George apontou o revolver em direção à cabeça de Jonathan e puxou o cão para trás. Thomas o viu mirar entre os olhos do amigo e apontou a espingarda de maneira desajeitada, puxando o gatilho sem fazer mira.

“BAM”

O coice da arma quase a arrancou de suas mãos. Mas um grito de dor de George o indicou que não havia errado.

Ele largou a espingarda e correu adiante, se atirando contra a figura de George que havia perdido o equilíbrio. Os corpos se chocaram, rolando sobre o cascalho do chão. O revolver quicou para longe enquanto os dois se engalfinhavam.

Como era muito mais forte, George levava vantagem, mantendo-se por cima e socando seu rosto com força. Thomas sentia sua nuca bater contra o chão e as pedrinhas penetrarem em sua pele. Quando já não tinha mais forças para se defender ou reagir, George saiu de cima dele e, não encontrando o revolver por perto, pegou o maior pedregulho que encontrou, posicionou-se, então, sobre Thomas, que sentia seu corpo inteiro doer e reclamar e ergueu a pedra sobre a cabeça.

— Então eu vou mandar você e o seu namoradinho para o inferno juntos. – Ele ameaçou.

Um estampido alto ressoou por todos os pedregulhos que havia por ali, como se vários disparos tivessem acontecido. George arregalou os olhos, assustado e tentou gritar, mas apenas um gorgolejo mudo deixou sua garganta. Ele cambaleou dois passos, à procura de quem havia atirado.

Thomas olhou para a mesma direção, estupefato. Erica estava ajoelhada, sentada sobre os próprios pés e segurava o revolver de seu pai enquanto o cano fumegava. Ela gritava em prantos doloridos.

Um gorgolejar nauseabundo veio da direção de Jonathan, tirando Thomas de seu estupor. Ele se esforçou para se levantar e ir até ele.

Seus olhos estavam vidrados no céu acima. Ele segurava, entre os dedos, um pingente azul em um cordão partido de prata. Seu peito sangrava e ele tentava dizer algo, sem forças para expulsar o ar de seu pulmão perfurado.

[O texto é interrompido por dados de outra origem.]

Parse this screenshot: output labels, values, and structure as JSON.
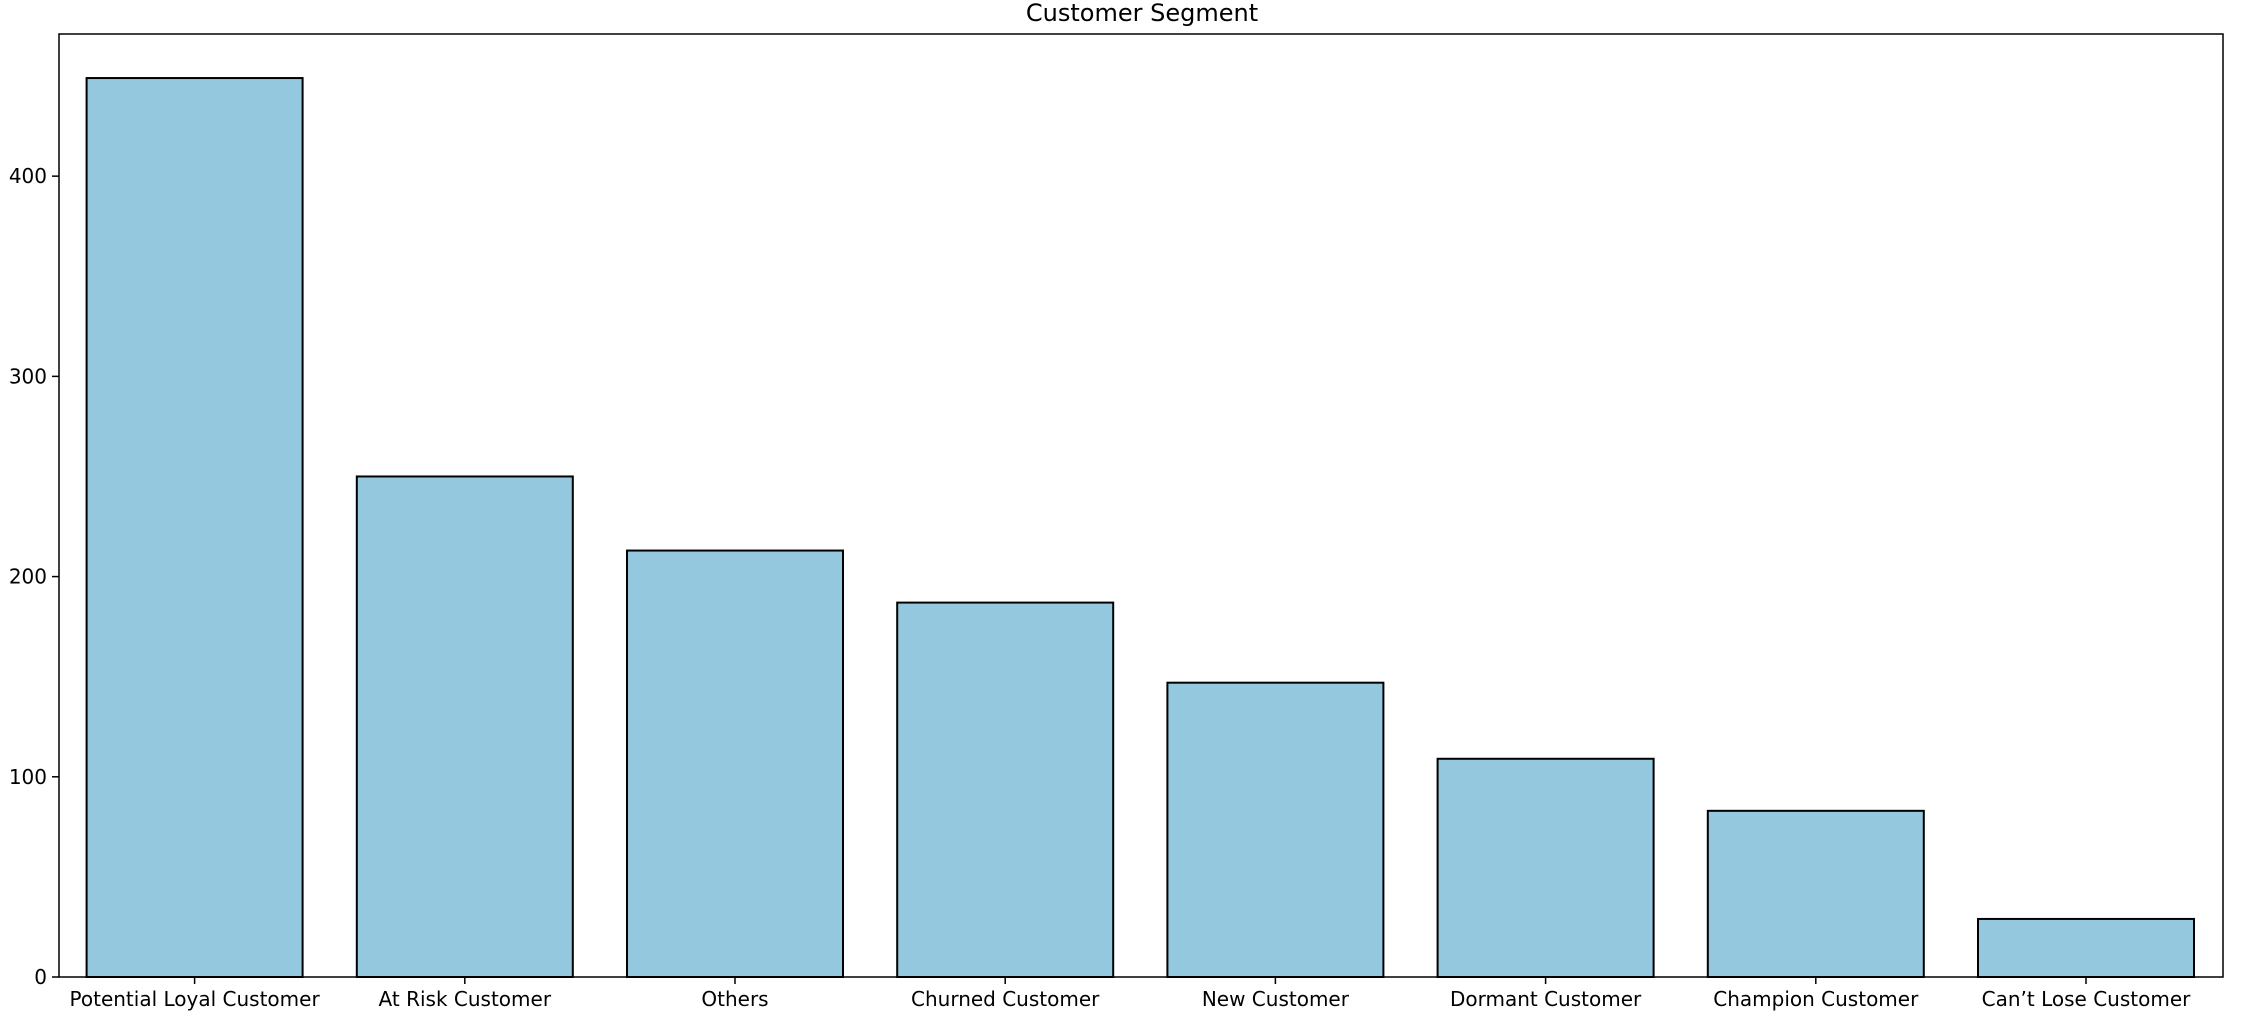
{
  "chart_data": {
    "type": "bar",
    "title": "Customer Segment",
    "xlabel": "",
    "ylabel": "",
    "categories": [
      "Potential Loyal Customer",
      "At Risk Customer",
      "Others",
      "Churned Customer",
      "New Customer",
      "Dormant Customer",
      "Champion Customer",
      "Can’t Lose Customer"
    ],
    "values": [
      449,
      250,
      213,
      187,
      147,
      109,
      83,
      29
    ],
    "ylim": [
      0,
      471
    ],
    "yticks": [
      0,
      100,
      200,
      300,
      400
    ],
    "grid": false,
    "legend": "none",
    "bar_color": "#94c8de",
    "edge_color": "#000000"
  }
}
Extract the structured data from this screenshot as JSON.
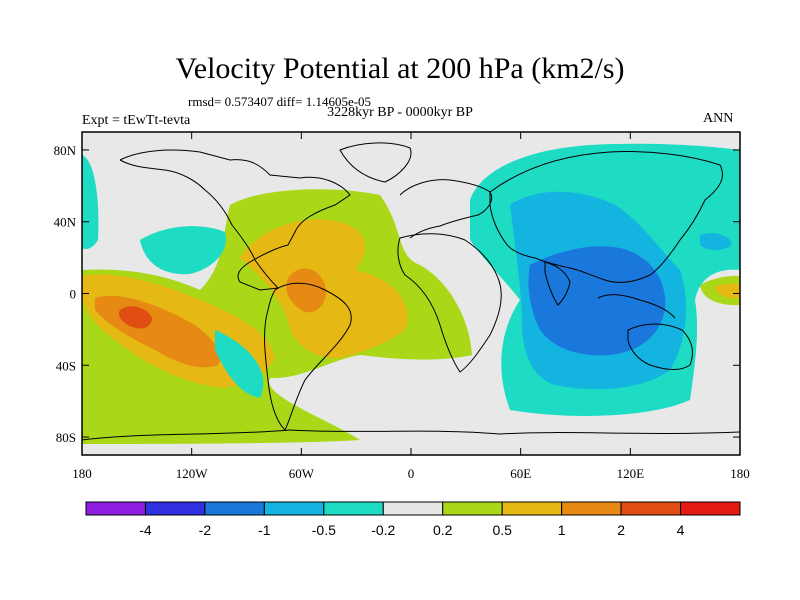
{
  "title": "Velocity Potential at 200 hPa (km2/s)",
  "stats_line": "rmsd= 0.573407 diff= 1.14605e-05",
  "period": "3228kyr BP - 0000kyr BP",
  "experiment": "Expt = tEwTt-tevta",
  "season": "ANN",
  "map": {
    "projection": "cylindrical-equidistant",
    "lon_range": [
      -180,
      180
    ],
    "lat_range": [
      -90,
      90
    ],
    "lat_ticks": [
      {
        "value": 80,
        "label": "80N"
      },
      {
        "value": 40,
        "label": "40N"
      },
      {
        "value": 0,
        "label": "0"
      },
      {
        "value": -40,
        "label": "40S"
      },
      {
        "value": -80,
        "label": "80S"
      }
    ],
    "lon_ticks": [
      {
        "value": -180,
        "label": "180"
      },
      {
        "value": -120,
        "label": "120W"
      },
      {
        "value": -60,
        "label": "60W"
      },
      {
        "value": 0,
        "label": "0"
      },
      {
        "value": 60,
        "label": "60E"
      },
      {
        "value": 120,
        "label": "120E"
      },
      {
        "value": 180,
        "label": "180"
      }
    ],
    "background_color": "#e8e8e8"
  },
  "colorbar": {
    "colors": [
      "#8e1fe0",
      "#3030e0",
      "#1a78dc",
      "#14b4e0",
      "#1edcc4",
      "#e6e6e6",
      "#aad818",
      "#e6b814",
      "#e68a14",
      "#e04e14",
      "#e41a12"
    ],
    "labels": [
      "-4",
      "-2",
      "-1",
      "-0.5",
      "-0.2",
      "0.2",
      "0.5",
      "1",
      "2",
      "4"
    ]
  }
}
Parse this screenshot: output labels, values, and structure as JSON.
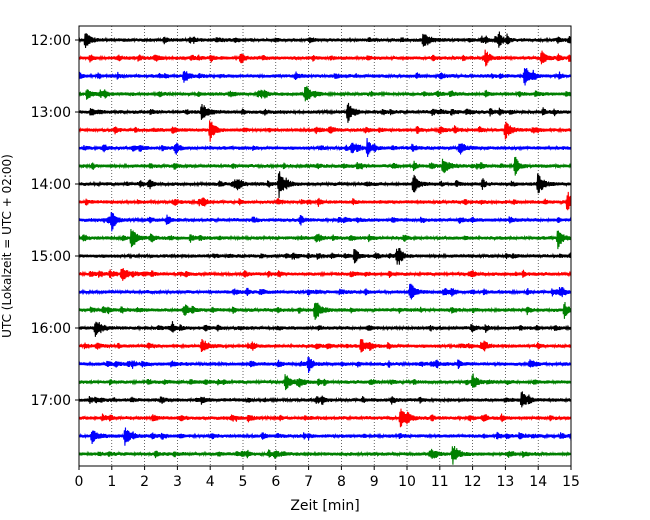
{
  "chart_data": {
    "type": "line",
    "title": "",
    "xlabel": "Zeit  [min]",
    "ylabel": "UTC (Lokalzeit = UTC + 02:00)",
    "xlim": [
      0,
      15
    ],
    "x_ticks": [
      0,
      1,
      2,
      3,
      4,
      5,
      6,
      7,
      8,
      9,
      10,
      11,
      12,
      13,
      14,
      15
    ],
    "x_tick_labels": [
      "0",
      "1",
      "2",
      "3",
      "4",
      "5",
      "6",
      "7",
      "8",
      "9",
      "10",
      "11",
      "12",
      "13",
      "14",
      "15"
    ],
    "y_tick_labels": [
      "12:00",
      "13:00",
      "14:00",
      "15:00",
      "16:00",
      "17:00"
    ],
    "grid": "vertical dotted at each minute",
    "trace_colors": [
      "#000000",
      "#ff0000",
      "#0000ff",
      "#008000"
    ],
    "trace_interval_minutes": 15,
    "traces": [
      {
        "start": "12:00",
        "color": "#000000",
        "events_min": [
          0.2,
          10.5,
          12.8
        ]
      },
      {
        "start": "12:15",
        "color": "#ff0000",
        "events_min": [
          12.4,
          14.1
        ]
      },
      {
        "start": "12:30",
        "color": "#0000ff",
        "events_min": [
          3.2,
          13.6
        ]
      },
      {
        "start": "12:45",
        "color": "#008000",
        "events_min": [
          0.25,
          6.9
        ]
      },
      {
        "start": "13:00",
        "color": "#000000",
        "events_min": [
          3.75,
          8.2
        ]
      },
      {
        "start": "13:15",
        "color": "#ff0000",
        "events_min": [
          4.0,
          13.0
        ]
      },
      {
        "start": "13:30",
        "color": "#0000ff",
        "events_min": [
          8.8,
          11.6
        ]
      },
      {
        "start": "13:45",
        "color": "#008000",
        "events_min": [
          11.1,
          13.3
        ]
      },
      {
        "start": "14:00",
        "color": "#000000",
        "events_min": [
          6.1,
          10.2,
          14.0
        ]
      },
      {
        "start": "14:15",
        "color": "#ff0000",
        "events_min": [
          14.9
        ]
      },
      {
        "start": "14:30",
        "color": "#0000ff",
        "events_min": [
          1.0
        ]
      },
      {
        "start": "14:45",
        "color": "#008000",
        "events_min": [
          1.6,
          14.6
        ]
      },
      {
        "start": "15:00",
        "color": "#000000",
        "events_min": [
          9.7,
          8.4
        ]
      },
      {
        "start": "15:15",
        "color": "#ff0000",
        "events_min": [
          1.3
        ]
      },
      {
        "start": "15:30",
        "color": "#0000ff",
        "events_min": [
          10.1
        ]
      },
      {
        "start": "15:45",
        "color": "#008000",
        "events_min": [
          7.2,
          14.8
        ]
      },
      {
        "start": "16:00",
        "color": "#000000",
        "events_min": [
          0.5
        ]
      },
      {
        "start": "16:15",
        "color": "#ff0000",
        "events_min": [
          3.75,
          8.6
        ]
      },
      {
        "start": "16:30",
        "color": "#0000ff",
        "events_min": [
          7.0
        ]
      },
      {
        "start": "16:45",
        "color": "#008000",
        "events_min": [
          6.3,
          12.0
        ]
      },
      {
        "start": "17:00",
        "color": "#000000",
        "events_min": [
          13.5
        ]
      },
      {
        "start": "17:15",
        "color": "#ff0000",
        "events_min": [
          9.8
        ]
      },
      {
        "start": "17:30",
        "color": "#0000ff",
        "events_min": [
          0.4,
          1.4
        ]
      },
      {
        "start": "17:45",
        "color": "#008000",
        "events_min": [
          11.4
        ]
      }
    ]
  }
}
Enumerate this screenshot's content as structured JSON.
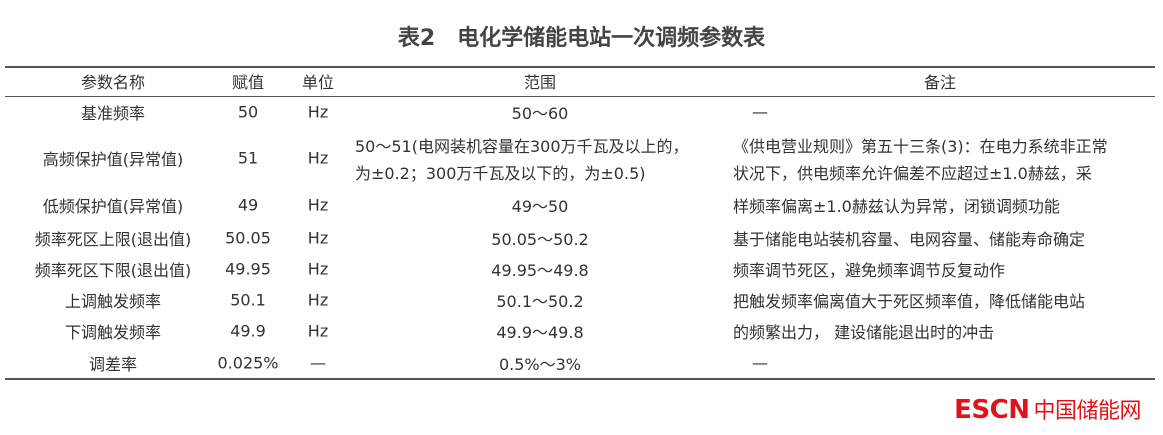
{
  "title": "表2　电化学储能电站一次调频参数表",
  "headers": [
    "参数名称",
    "赋值",
    "单位",
    "范围",
    "备注"
  ],
  "rows": [
    {
      "name": "基准频率",
      "value": "50",
      "unit": "Hz",
      "range": "50～60"
    },
    {
      "name": "高频保护值(异常值)",
      "value": "51",
      "unit": "Hz",
      "range_lines": [
        "50～51(电网装机容量在300万千瓦及以上的，",
        "为±0.2；300万千瓦及以下的，为±0.5)"
      ]
    },
    {
      "name": "低频保护值(异常值)",
      "value": "49",
      "unit": "Hz",
      "range": "49～50"
    },
    {
      "name": "频率死区上限(退出值)",
      "value": "50.05",
      "unit": "Hz",
      "range": "50.05～50.2"
    },
    {
      "name": "频率死区下限(退出值)",
      "value": "49.95",
      "unit": "Hz",
      "range": "49.95～49.8"
    },
    {
      "name": "上调触发频率",
      "value": "50.1",
      "unit": "Hz",
      "range": "50.1～50.2"
    },
    {
      "name": "下调触发频率",
      "value": "49.9",
      "unit": "Hz",
      "range": "49.9～49.8"
    },
    {
      "name": "调差率",
      "value": "0.025%",
      "unit": "—",
      "range": "0.5%～3%"
    }
  ],
  "remarks": [
    "—",
    "《供电营业规则》第五十三条(3)：在电力系统非正常",
    "状况下，供电频率允许偏差不应超过±1.0赫兹，采",
    "样频率偏离±1.0赫兹认为异常，闭锁调频功能",
    "基于储能电站装机容量、电网容量、储能寿命确定",
    "频率调节死区，避免频率调节反复动作",
    "把触发频率偏离值大于死区频率值，降低储能电站",
    "的频繁出力， 建设储能退出时的冲击",
    "—"
  ],
  "logo": {
    "latin": "ESCN",
    "cn": "中国储能网"
  }
}
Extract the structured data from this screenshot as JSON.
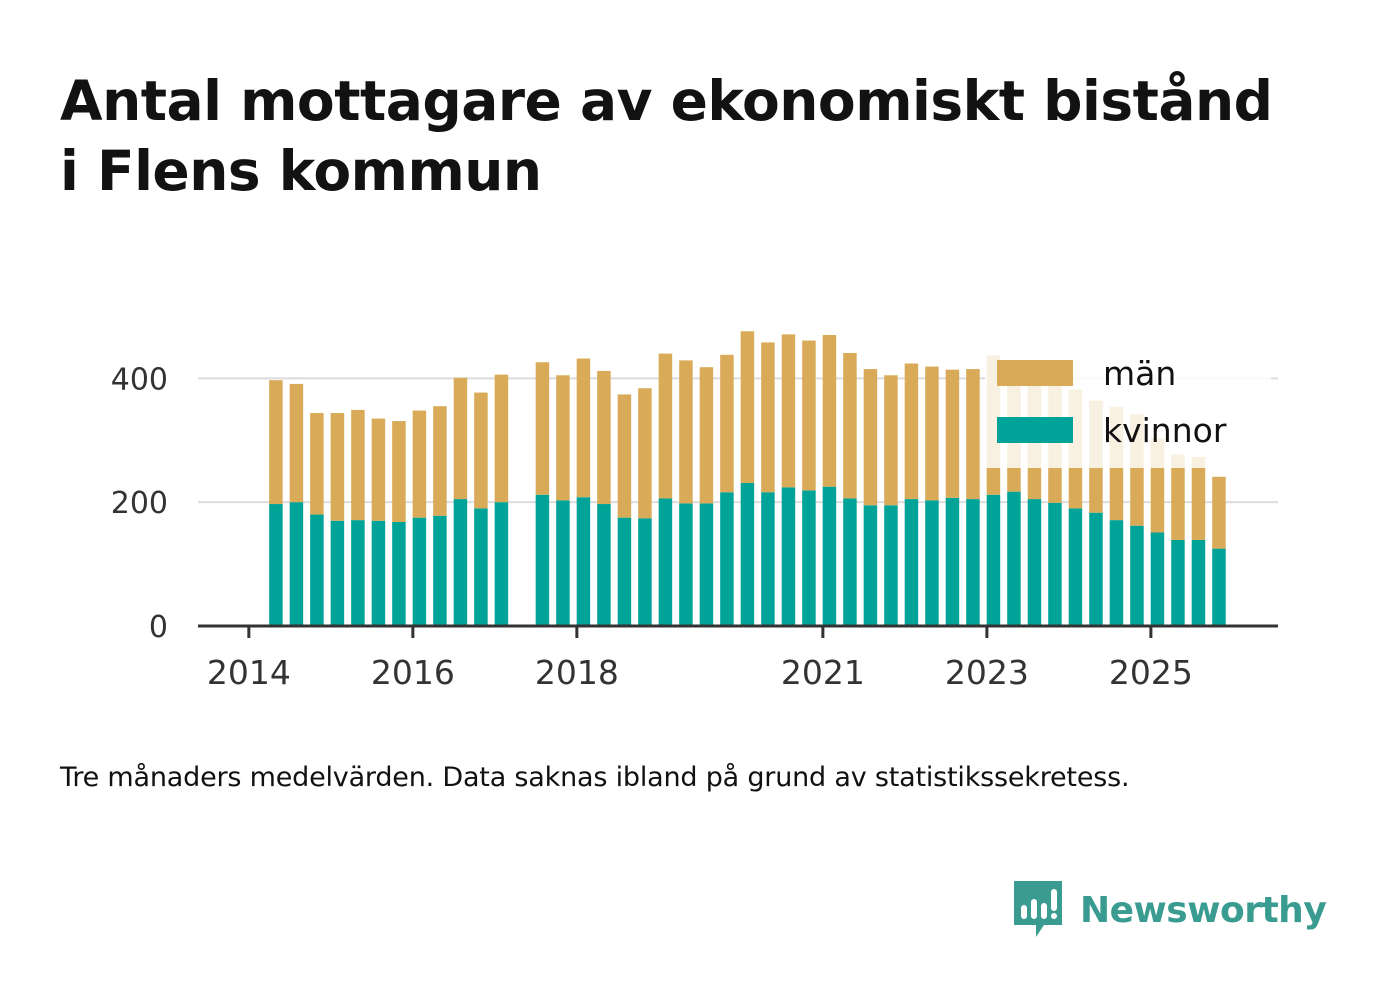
{
  "title": {
    "line1": "Antal mottagare av ekonomiskt bistånd",
    "line2": "i Flens kommun"
  },
  "caption": "Tre månaders medelvärden. Data saknas ibland på grund av statistikssekretess.",
  "brand": {
    "name": "Newsworthy",
    "icon": "newsworthy-logo-icon",
    "color": "#3a9b90"
  },
  "colors": {
    "man": "#d9ab58",
    "kvinnor": "#00a398",
    "grid": "#dcdcdc",
    "axis": "#333333"
  },
  "chart_data": {
    "type": "bar",
    "stacked": true,
    "x_tick_labels": [
      "2014",
      "2016",
      "2018",
      "2021",
      "2023",
      "2025"
    ],
    "x_tick_positions": [
      2014.0,
      2016.0,
      2018.0,
      2021.0,
      2023.0,
      2025.0
    ],
    "xlim": [
      2013.38,
      2026.55
    ],
    "ylim": [
      0,
      470
    ],
    "y_ticks": [
      0,
      200,
      400
    ],
    "gridlines": true,
    "legend": {
      "placement": "top-right",
      "entries": [
        "män",
        "kvinnor"
      ]
    },
    "x": [
      2014.33,
      2014.58,
      2014.83,
      2015.08,
      2015.33,
      2015.58,
      2015.83,
      2016.08,
      2016.33,
      2016.58,
      2016.83,
      2017.08,
      2017.58,
      2017.83,
      2018.08,
      2018.33,
      2018.58,
      2018.83,
      2019.08,
      2019.33,
      2019.58,
      2019.83,
      2020.08,
      2020.33,
      2020.58,
      2020.83,
      2021.08,
      2021.33,
      2021.58,
      2021.83,
      2022.08,
      2022.33,
      2022.58,
      2022.83,
      2023.08,
      2023.33,
      2023.58,
      2023.83,
      2024.08,
      2024.33,
      2024.58,
      2024.83,
      2025.08,
      2025.33,
      2025.58,
      2025.83
    ],
    "series": [
      {
        "name": "kvinnor",
        "values": [
          197,
          200,
          180,
          170,
          171,
          170,
          168,
          175,
          178,
          205,
          190,
          200,
          212,
          203,
          208,
          197,
          175,
          174,
          206,
          198,
          198,
          216,
          231,
          216,
          224,
          219,
          225,
          206,
          195,
          195,
          205,
          203,
          207,
          205,
          212,
          217,
          205,
          199,
          190,
          183,
          171,
          162,
          151,
          139,
          139,
          125
        ]
      },
      {
        "name": "män",
        "values": [
          200,
          191,
          164,
          174,
          178,
          165,
          163,
          173,
          177,
          196,
          187,
          206,
          214,
          202,
          224,
          215,
          199,
          210,
          234,
          231,
          220,
          222,
          245,
          242,
          247,
          242,
          245,
          235,
          220,
          210,
          219,
          216,
          207,
          210,
          225,
          212,
          213,
          202,
          192,
          181,
          183,
          180,
          152,
          138,
          134,
          116
        ]
      }
    ]
  }
}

Thomas aproximou o ouvido de sua boca, pressionando o ferimento para tentar conter o sangramento. As lágrimas vertiam de seus olhos, descontroladas. Ele se sentia completamente impotente por, além de não saber o que fazer, ter envolvido o amigo em tudo aquilo.

— Não, não, não, não. – Ele repetiu, como um mantra. – Não faz isso comigo, cara.

— E...va. – A voz saía baixinha, à base de muito esforço. – Eva.

Uma sirene se fez ouvir lá do alto, na estrada, de onde um amontoado de pessoas olhavam, boquiabertas. Alguns desciam, cautelosos. A ajuda estava chegando.